Thanks, Rich. Hey, Teresa, this is Martin. Yeah, so the 70 to 40 CI reduction in ethanol, that's worth like right now 47 cents a gallon at $200 a ton. And even out into the future, it stays right in that range, about 50 cents a gallon at a $200 per ton carbon price. As Rich said, you know, we've got California and Oregon with programs now. We expect New York, New Mexico, Washington, they all have legislation in place for low carbon. You know, we expect those to happen over some time in the next few years. So as this project's got, you know, a timeline to completion, we expect, you know, no slowing down in low carbon mandates or clean fuel standard mandates. So that's the additional thing. demand for the product there.
Very helpful. Thank you. And then within the, you know, broader LCSS framework, I wanted to ask about your renewable diesel business given the strength in margins as well as volumes. And, you know, maybe just on the impressive margin per unit results, can you explain what drove that this quarter, especially with the backdrop of rising feedstock costs and if these high margins are sustainable?
Sure, I'll take a stab at that. Well, it was a good quarter, right, 275 per gallon EBITDA. And if you look versus first quarter of 20, soybean oil price is up 1.6 times, but the D4 RIN price is up 2.6 times. So the D4 RIN has done a lot of lifting, and that's provided margin. We're looking, you know, I think if you look over history, we've had a pretty good stress test the last three years. We've had a wide variation in RIN prices, wide variation in feedstock prices, wide variation in ULSD prices, yet our margin has only varied from 217 a gallon EBITDA in 2018 to 237 a gallon EBITDA in 2020, and now, you know, Last first quarter of 20, first quarter of 21, about the same in this 270 EBITDA range. So, again, a pretty good stress test, so we feel pretty comfortable about those kind of margins going forward for the foreseeable future.
Thank you.
The next question is from Phil Gresh of J.P. Morgan. Please proceed with your question.
Yes. Hi. Good morning. Morning, Phil. My first question is on the second quarter utilization guidance. The midpoint there was about 87% with 91%, I think, in the Gulf Coast and the MidCon. And obviously that's a bit above the April DOEs, and there's obviously seasonality benefits as we move into the summer. So I'm just curious how you expect demand and utilization to progress into the summer. And, you know, do you think the crack spreads today – weren't running that high of a level of utilization, or is it an expectation of even higher cracks moving forward? Thank you.
Hey, Phil, this is Lane. So really, if you look at our guidance, it's somewhat consistent with where we're kind of running today. But there is, you know, we have turnarounds in some of the refineries. But the current cracks, there's a call on refining. to run at a reasonably high rate. It's just a matter of how you're going to posture yourself and look at your supply chain. So we're sort of inching up as an industry, but certainly where margins are today and our margins going forward, you'll see increasing utilization in the industry. Okay, got it.
And the second question would be on the balance sheet. Obviously you have the tax refund coming. There is the Pasadena asset sale here in April.

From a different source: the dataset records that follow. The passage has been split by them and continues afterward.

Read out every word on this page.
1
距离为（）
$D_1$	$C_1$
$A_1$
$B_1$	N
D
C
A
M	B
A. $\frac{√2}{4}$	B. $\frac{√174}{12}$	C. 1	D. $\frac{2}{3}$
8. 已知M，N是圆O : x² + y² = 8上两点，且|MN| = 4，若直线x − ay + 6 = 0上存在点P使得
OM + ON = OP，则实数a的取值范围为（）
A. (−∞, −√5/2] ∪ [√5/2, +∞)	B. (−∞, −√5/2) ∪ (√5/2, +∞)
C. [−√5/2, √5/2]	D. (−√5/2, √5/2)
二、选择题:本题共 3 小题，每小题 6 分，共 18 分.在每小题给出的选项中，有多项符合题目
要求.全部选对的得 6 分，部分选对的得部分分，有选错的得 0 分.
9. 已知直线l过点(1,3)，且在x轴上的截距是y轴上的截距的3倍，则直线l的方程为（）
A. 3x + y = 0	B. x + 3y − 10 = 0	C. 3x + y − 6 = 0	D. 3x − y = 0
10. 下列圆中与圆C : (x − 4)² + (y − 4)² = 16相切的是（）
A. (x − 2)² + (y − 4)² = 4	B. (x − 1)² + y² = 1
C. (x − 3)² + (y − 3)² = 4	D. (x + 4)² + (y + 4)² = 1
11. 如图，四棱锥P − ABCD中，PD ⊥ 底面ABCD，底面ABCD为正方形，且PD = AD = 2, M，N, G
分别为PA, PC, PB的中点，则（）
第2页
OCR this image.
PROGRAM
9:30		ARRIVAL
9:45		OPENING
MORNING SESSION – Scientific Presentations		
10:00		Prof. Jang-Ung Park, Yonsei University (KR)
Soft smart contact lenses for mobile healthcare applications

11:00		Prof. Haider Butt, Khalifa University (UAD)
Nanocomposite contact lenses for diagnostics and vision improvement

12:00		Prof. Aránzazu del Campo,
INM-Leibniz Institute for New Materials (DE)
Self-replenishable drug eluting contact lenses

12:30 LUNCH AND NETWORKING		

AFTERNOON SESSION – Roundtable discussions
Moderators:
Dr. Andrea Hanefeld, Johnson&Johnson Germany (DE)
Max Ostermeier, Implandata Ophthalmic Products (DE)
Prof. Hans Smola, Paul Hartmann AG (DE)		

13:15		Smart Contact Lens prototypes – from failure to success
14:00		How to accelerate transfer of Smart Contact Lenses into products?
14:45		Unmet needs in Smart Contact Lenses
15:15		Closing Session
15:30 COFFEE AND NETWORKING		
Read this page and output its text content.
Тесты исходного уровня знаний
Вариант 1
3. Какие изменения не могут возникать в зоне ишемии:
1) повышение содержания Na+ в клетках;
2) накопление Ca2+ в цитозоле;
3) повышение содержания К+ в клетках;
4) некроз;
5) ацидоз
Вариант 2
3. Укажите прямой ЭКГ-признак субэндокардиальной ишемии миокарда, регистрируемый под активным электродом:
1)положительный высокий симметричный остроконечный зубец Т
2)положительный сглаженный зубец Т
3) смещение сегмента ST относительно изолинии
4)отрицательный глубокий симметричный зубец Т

So I'm curious how you think about the leverage targets and whether there might be other asset sale opportunities like Pasadena, just some low-hanging fruit out there that could help accelerate any debt reduction objectives. Thank you.
Thanks. Yeah, this is Jason. I can talk a little bit about how we're seeing the next 12 months with regard to debt reduction and capital allocation. Then, Joe, if you want somebody else to talk about other potential opportunities. Yeah. Okay. Well, like Joe said, you know, in March we had our first month with positive operating income and cash flow, and the demand in the markets are looking good. So things are definitely improving. It's hard to tell the exact pace that the margins and cash flows are going to recover, but we're certainly headed in the right direction. So some of the things we'll be looking at as margins start normalizing and cash flows start normalizing is the first thing we want to do is build our cash balance. we'll likely take our target up from the $2 billion range to the $3 billion plus range. That'll help our net at the cap come down naturally as we do that. And as you asked about on the leverage side, the additional debt we took on was relatively short term. The vast majority was three to five years in the base case. But we are going to look to pull some of that back in early. And the first thing we'll look at is this $575 million of three-year floaters. that are callable beginning in September. So I imagine that's the first thing we'll take up.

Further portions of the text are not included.